Em Fountain, qualquer parágrafo de texto normal, que não seja reconhecido como outro elemento (Cabeçalho, Personagem, Diálogo…) é classificado como Ação ou Descrição de cena.
A sintaxe Fountain respeita as quebras de linha que nós introduzirmos com parágrafos. Se decidirmos criar cinco parágrafos entre duas linhas de acção, ou só um, é assim que vai aparecer na formatação final. Normalmente introduzem-se duas quebras de linha entre cada parágrafo de Ação. Por exemplo, assim:
INT. RESTAURANTE – NOITE
Um restaurante médio – não parece muito caro – com a sala meio cheia.

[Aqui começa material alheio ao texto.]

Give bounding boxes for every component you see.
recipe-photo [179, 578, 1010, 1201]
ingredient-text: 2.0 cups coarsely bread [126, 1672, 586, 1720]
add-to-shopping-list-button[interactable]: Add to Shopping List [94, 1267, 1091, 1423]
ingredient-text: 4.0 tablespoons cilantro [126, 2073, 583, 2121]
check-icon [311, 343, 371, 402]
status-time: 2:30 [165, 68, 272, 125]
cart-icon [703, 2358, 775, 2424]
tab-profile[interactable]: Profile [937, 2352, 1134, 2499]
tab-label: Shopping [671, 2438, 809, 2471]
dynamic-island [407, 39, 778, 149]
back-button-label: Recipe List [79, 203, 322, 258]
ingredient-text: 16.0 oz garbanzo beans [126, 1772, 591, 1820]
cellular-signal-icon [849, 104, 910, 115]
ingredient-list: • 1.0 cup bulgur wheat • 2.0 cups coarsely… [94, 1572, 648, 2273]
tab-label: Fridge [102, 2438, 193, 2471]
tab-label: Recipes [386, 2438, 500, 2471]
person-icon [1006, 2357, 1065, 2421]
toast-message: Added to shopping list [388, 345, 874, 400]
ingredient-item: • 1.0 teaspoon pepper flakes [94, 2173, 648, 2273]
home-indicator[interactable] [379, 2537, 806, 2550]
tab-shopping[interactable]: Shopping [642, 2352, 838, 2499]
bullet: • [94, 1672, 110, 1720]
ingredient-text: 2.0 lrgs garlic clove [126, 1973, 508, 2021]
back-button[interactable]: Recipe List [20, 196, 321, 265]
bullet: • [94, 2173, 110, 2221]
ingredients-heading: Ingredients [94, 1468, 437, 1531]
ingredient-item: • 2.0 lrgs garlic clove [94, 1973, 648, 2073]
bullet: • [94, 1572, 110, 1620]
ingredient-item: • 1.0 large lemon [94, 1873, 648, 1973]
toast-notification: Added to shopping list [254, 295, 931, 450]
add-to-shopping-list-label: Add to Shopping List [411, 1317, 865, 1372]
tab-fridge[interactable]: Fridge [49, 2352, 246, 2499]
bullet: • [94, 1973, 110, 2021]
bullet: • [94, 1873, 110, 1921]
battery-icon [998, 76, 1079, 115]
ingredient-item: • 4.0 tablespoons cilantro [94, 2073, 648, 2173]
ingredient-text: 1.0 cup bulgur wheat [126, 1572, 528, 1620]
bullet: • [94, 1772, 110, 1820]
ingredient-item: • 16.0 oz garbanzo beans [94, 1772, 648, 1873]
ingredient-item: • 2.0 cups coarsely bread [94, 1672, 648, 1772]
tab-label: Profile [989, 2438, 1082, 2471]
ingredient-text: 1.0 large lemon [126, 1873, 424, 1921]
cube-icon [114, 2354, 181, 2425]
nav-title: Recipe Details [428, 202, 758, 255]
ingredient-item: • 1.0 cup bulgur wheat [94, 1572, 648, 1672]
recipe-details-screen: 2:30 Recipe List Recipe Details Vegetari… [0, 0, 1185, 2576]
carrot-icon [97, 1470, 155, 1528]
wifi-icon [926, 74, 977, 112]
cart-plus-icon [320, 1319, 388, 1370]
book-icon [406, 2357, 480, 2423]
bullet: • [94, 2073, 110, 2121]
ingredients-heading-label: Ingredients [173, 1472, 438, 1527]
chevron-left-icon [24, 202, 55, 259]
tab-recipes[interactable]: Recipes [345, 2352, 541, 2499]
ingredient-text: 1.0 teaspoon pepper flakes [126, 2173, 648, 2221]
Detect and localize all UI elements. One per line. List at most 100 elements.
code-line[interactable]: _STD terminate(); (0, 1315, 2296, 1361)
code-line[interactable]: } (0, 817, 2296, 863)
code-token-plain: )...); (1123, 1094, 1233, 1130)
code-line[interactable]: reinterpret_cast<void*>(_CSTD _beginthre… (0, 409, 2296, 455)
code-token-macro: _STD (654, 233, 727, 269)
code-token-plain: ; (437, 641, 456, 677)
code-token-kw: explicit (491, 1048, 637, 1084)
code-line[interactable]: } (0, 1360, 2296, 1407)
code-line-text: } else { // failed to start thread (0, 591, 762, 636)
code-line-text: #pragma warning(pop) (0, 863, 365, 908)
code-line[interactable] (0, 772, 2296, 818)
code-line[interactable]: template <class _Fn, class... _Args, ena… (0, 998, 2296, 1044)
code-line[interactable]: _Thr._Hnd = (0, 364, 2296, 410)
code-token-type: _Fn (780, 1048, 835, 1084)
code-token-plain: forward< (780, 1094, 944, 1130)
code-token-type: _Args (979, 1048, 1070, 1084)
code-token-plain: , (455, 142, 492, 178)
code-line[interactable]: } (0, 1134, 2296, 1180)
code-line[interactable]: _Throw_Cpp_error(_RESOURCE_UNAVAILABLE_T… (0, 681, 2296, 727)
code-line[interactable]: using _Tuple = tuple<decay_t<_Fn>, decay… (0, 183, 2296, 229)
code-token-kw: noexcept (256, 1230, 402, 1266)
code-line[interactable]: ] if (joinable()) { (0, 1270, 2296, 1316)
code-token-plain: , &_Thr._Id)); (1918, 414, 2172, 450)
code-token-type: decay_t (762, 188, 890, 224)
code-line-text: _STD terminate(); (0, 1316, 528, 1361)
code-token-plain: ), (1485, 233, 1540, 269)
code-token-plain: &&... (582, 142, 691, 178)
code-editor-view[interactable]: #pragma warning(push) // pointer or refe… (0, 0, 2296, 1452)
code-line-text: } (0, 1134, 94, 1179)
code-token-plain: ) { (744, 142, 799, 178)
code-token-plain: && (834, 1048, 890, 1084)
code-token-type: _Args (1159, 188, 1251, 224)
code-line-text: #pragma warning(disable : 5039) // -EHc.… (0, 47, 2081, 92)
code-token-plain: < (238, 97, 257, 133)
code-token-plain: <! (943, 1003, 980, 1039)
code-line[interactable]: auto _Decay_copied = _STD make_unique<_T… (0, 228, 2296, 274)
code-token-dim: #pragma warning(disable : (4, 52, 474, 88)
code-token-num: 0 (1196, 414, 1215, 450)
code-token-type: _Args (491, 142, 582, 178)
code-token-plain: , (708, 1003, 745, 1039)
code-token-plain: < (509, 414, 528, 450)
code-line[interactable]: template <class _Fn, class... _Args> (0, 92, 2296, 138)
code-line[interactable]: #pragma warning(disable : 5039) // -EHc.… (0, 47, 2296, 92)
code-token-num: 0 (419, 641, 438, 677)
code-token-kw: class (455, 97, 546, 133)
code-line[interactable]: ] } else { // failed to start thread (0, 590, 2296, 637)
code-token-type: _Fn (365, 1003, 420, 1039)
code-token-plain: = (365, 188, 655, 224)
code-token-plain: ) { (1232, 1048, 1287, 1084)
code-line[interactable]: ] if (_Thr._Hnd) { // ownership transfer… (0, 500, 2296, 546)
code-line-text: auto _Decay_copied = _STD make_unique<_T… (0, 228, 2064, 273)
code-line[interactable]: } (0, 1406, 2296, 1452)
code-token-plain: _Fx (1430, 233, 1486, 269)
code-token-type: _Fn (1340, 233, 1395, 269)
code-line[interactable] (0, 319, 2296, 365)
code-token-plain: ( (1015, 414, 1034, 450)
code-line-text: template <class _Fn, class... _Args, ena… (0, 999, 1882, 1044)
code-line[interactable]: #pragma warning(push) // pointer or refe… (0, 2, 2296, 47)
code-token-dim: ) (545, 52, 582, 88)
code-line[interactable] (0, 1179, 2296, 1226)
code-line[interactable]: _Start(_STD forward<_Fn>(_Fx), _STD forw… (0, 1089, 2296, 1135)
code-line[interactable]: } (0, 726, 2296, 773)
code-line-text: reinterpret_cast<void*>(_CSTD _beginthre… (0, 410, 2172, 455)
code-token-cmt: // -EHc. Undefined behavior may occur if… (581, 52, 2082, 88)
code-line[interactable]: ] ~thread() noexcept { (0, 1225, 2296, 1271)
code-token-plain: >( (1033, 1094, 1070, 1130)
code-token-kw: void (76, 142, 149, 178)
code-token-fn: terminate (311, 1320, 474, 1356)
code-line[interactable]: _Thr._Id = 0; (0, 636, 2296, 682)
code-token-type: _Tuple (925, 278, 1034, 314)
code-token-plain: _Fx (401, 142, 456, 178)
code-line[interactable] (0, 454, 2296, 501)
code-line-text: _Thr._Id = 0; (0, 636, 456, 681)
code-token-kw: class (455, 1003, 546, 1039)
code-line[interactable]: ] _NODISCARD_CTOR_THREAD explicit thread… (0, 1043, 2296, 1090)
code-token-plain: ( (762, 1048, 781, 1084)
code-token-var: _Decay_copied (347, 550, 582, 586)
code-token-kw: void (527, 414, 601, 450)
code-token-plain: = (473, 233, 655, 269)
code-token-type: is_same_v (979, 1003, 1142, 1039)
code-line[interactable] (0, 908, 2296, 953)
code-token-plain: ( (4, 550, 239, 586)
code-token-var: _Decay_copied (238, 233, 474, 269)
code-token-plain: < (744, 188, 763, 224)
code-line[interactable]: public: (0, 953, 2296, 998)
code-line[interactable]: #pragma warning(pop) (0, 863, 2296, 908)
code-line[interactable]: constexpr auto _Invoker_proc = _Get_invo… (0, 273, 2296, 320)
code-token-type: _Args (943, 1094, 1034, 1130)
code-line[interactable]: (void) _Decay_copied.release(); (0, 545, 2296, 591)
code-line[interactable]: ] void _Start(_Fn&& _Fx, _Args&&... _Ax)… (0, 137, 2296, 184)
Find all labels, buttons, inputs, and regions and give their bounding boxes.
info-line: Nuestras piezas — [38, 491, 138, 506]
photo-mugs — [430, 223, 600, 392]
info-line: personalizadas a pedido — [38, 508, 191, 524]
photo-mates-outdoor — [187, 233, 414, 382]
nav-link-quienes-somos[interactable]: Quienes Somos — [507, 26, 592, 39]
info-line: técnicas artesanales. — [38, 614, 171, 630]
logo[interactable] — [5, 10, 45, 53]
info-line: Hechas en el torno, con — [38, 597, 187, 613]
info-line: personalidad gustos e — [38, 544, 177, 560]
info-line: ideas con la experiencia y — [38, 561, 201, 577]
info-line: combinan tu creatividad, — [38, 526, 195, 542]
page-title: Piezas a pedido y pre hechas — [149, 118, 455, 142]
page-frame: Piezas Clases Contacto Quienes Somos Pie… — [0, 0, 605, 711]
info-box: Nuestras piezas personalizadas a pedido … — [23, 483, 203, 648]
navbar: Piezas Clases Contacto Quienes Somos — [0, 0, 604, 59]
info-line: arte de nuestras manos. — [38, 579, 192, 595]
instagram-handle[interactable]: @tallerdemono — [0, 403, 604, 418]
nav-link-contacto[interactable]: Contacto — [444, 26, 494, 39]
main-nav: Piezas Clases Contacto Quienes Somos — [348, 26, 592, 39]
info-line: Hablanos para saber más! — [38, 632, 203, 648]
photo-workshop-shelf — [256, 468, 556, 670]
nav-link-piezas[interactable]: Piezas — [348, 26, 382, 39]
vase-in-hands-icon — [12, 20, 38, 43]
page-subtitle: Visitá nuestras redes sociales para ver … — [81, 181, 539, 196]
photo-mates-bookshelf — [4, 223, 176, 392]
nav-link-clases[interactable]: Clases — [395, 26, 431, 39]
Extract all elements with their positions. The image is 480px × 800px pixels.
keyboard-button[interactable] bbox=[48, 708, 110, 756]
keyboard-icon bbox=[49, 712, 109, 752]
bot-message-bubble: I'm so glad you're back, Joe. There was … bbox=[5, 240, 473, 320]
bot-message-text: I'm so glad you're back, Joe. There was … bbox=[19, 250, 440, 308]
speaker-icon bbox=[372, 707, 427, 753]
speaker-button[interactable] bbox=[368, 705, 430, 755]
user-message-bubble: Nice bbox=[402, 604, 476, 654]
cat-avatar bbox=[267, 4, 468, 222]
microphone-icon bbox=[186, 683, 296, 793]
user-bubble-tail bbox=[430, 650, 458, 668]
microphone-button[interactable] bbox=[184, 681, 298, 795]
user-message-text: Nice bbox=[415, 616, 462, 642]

Jaime, de olhos baixos, come uma mousse de chocolate com colheradas minúsculas, como se quisesse retardar o mais possível o seu fim.
No entanto uma descrição escrita da seguinte forma também seria correta:
O homem encosta-se à beirada do prédio. Olha para baixo.
Alto.
Muito alto.
Respira fundo, fecha os olhos e dá um passo em frente.
Dica avançada: Tabelação da Ação
Nos parágrafos de Ação as tabelações e espaços iniciais também são reconhecidos e mantidos na formatação, permitindo indentar um parágrafo. As tabelações são convertidas em quatro espaços. Dessa forma podemos escrever um parágrafo de Ação como o seguinte exemplo:
Personagem
Num guião a apresentação dos diálogos dos personagens é uma combinação de dois elementos: os nomes dos Personagens, e os Diálogos em si.
Em Fountain é considerada um nome de Personagem, e formatada como tal, qualquer linha escrita inteiramente em maiúsculas, que tenha uma linha vazia antes e uma linha de texto a seguir. No exemplo seguinte, JAIME e ANABELA são reconhecidos como personagens:
INT. COZINHA DE ESCRITÓRIO – DIA
Jaime está agora em frente de uma mulher, ANABELA.
JAIME
Pensei muito, mas é isto que eu sinto: queres ser a minha mulher?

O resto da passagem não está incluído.